District Has Discretion in Special Education Program So Long As Students’ Individual Needs are Met

Author: Michael Tucker, Attorney at Law

Summary:

On July 19, 2017, a California Administrative Law Judge (ALJ) found for the Rialto Unified School District (District) in that the program offered by the District provided FAPE despite failing to identify a specify dyslexia methodology or program.  (Rialto Unified School District, 2017, 70 IDELR 267.)  The ALJ found that the student’s dyslexia diagnosis and needs were being satisfied through services identified to address other identified goals.

Facts:

Student was a 17-year old diagnosed with dyslexia, SLD, ADHD and a mood disorder.  Based on this information, the District placed Student in a special day class with two periods spent in general education classes.  No goal was specifically designed to address Student’s dyslexia.  Instead, the District implemented goals for reading comprehension and written expression, which according to the District, were “designed to work on Student’s deficits caused by the dyslexia.”

Despite this, the Student’s parents filed for due process based on the District’s failure to include a specific program or methodology specifically addressing Student’s dyslexia.

Discussion:

The ALJ ruled consistent with the 9th Circuit Court of Appeals which held that “it is not necessary for a school district to specify a methodology for each student with an IEP if specificity is not necessary to enable the student to receive an appropriate education.”

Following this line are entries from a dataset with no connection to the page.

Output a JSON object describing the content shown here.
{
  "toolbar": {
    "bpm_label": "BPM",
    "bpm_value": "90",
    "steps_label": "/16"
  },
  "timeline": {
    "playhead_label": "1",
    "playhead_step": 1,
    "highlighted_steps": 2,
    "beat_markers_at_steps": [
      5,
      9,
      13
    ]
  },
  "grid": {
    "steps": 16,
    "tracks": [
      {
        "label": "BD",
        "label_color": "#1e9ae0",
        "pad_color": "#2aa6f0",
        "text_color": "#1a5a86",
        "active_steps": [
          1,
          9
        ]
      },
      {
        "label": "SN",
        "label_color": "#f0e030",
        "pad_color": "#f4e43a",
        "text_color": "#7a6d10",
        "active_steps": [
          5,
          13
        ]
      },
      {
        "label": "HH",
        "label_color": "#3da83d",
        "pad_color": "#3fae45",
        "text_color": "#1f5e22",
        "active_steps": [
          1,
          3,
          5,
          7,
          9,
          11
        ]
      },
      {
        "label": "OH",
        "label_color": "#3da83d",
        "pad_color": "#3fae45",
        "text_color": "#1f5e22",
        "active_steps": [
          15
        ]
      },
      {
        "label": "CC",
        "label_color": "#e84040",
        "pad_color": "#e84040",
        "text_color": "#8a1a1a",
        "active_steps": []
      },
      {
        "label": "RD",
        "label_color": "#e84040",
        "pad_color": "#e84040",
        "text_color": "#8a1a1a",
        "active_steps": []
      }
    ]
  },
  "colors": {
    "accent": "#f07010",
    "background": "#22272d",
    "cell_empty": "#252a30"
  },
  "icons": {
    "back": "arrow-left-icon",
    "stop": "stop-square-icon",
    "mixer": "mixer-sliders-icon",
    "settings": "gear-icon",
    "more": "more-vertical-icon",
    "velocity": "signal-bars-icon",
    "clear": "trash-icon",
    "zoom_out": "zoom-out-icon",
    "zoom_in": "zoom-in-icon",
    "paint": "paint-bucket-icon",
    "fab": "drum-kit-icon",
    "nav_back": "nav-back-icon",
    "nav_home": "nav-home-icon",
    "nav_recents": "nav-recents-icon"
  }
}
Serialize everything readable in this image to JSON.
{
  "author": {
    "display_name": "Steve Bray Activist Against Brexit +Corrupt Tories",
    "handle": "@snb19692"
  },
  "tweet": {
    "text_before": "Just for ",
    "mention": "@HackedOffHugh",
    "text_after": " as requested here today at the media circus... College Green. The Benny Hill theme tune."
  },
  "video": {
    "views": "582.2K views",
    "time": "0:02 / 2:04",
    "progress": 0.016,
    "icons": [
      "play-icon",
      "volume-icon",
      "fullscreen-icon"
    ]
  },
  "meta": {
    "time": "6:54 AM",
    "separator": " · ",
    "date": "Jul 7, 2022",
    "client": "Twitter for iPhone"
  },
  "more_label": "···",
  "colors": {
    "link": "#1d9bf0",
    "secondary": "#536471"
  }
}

The ALJ found that the Student made sufficient academic progress on the goals implemented by the District.  Moreover, the ALJ found that as long as the student’s individualized needs are met, the specific program or methodology offered is secondary to the Student’s progress.

Therefore, Local Educational Agencies (LEAs) should remain focused on programs, services, and methodologies that offer the greatest opportunity for student progress based on the student’s needs.  LEAs should offer evidence of a student’s progress to a parent if the parent is concerned about the LEA’s specific program.  Showing such progress may help the LEA avoid a due process filing in the event of a dispute regarding a specific program.